Vanaf 19 november 1998 en onverminderd artikel 11, § 2, van de wet van 11 juli 1978 tot regeling van de betrekkingen tussen de overheid en de vakbonden van het rijkswachtpersoneel van het operationeel korps, zoals gewijzigd bij deze wet, is de syndicale organisatie die op grond van het bij toepassing van artikel 11, § 1, eerste lid, van dezelfde wet, in 1998 gevoerde onderzoek, het grootst aantal bijdrageplichtige leden in actieve dienst telt, de representatieve syndicale organisatie bedoeld in artikel 5, 2°, van dezelfde wet.

De commissie bedoeld in voormeld artikel 11, § 1, eerste lid, gaat daartoe bij het in 1998 gevoerde onderzoek na welke de syndicale organisatie is die het grootst aantal bijdrageplichtige leden in actieve dienst telt.

Kondigen deze wet af, bevelen dat zij met `s Lands zegel zal worden bekleed en door het Belgisch Staatsblad zal worden bekendgemaakt.

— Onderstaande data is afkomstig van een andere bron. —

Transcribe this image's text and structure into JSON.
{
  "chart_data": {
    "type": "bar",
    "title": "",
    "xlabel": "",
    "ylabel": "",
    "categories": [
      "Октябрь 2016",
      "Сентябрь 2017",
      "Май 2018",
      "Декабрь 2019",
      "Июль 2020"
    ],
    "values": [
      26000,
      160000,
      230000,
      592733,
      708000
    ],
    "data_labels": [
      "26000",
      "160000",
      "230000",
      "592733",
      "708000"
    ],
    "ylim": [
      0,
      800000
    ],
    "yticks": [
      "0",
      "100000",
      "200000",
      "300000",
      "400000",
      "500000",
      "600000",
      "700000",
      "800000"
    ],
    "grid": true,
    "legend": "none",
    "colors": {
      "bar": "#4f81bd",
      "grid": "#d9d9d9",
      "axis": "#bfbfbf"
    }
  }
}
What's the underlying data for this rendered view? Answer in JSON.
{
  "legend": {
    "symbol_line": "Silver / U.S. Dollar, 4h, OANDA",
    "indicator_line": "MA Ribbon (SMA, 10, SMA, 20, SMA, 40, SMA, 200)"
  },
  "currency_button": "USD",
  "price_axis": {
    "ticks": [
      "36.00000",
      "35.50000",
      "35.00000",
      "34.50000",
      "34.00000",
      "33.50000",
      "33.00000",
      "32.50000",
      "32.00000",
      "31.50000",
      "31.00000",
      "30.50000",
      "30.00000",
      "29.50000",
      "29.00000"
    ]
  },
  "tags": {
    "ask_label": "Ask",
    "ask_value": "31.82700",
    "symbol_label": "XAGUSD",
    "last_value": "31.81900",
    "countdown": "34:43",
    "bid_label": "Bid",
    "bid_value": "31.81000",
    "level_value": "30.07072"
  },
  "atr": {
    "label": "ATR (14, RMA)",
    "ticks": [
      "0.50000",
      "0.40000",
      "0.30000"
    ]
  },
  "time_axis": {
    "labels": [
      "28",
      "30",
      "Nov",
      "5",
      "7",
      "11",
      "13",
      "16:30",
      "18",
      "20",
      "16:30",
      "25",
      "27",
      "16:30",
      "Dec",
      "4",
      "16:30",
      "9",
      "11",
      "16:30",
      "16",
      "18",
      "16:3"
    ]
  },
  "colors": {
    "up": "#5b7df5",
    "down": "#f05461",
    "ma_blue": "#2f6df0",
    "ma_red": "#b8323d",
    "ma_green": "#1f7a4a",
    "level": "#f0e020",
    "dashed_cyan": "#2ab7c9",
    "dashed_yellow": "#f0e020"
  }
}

Gegeven te Brussel, 25 maart 1998.

ALBERT Van Koningswege : De Minister van Binnenlandse Zaken, J. VANDE LANOTTE Met 's Lands zegel gezegeld : De Minister van Justitie, S. DE CLERCK

(1) Zitting 1996-1997 : Senaat : Parlementaire stukken.- Wetsvoorstel van mevrouw Lizin en de heer Pinoie, nr. 1-502/1. - Amendementen, nr. 1-502/2 tot 4.

Zitting 1997-1998 : Senaat : Parlementaire stukken. - Verslag, nr. 1-502/5. - Tekst aangenomen door de commissie, nr. 1-502/6. - Tekst aangenomen in plenaire vergadering en overgezonden aan de Kamer, nr. 1-502/7.

Parlementaire Handelingen. - Vergadering van 23 oktober 1997.

Kamer van volksvertegenwoordigers : Parlementaire stukken. - Ontwerp overgezonden door de Senaat, nr. 1260/1. - Amendementen, nr. 1260/2 en 3. - Verslag, nr. 1260/4. - Tekst aangenomen door de commissie, nr. 1260/5. - Tekst aangenomen in plenaire vergadering en overgezonden aan de Senaat, nr. 1260/6.

Beslissingen van de parlementaire overlegcommissie, nr. 1-82/25 (Senaat), nr. 82/25-1995 (B.Z.).

Senaat : Parlementaire stukken. - Ontwerp geamendeerd door de Kamer, nr. 1-502/8. - Verslag, nr. 1-502/9. - Tekst aangenomen door de commissie, nr. 1-502/10. Beslissing om in te stemmen met het door de Kamer geamendeerde ontwerp, nr. 1-502/11.

Parlementaire Handelingen. - Vergadering van 5 maart 1998.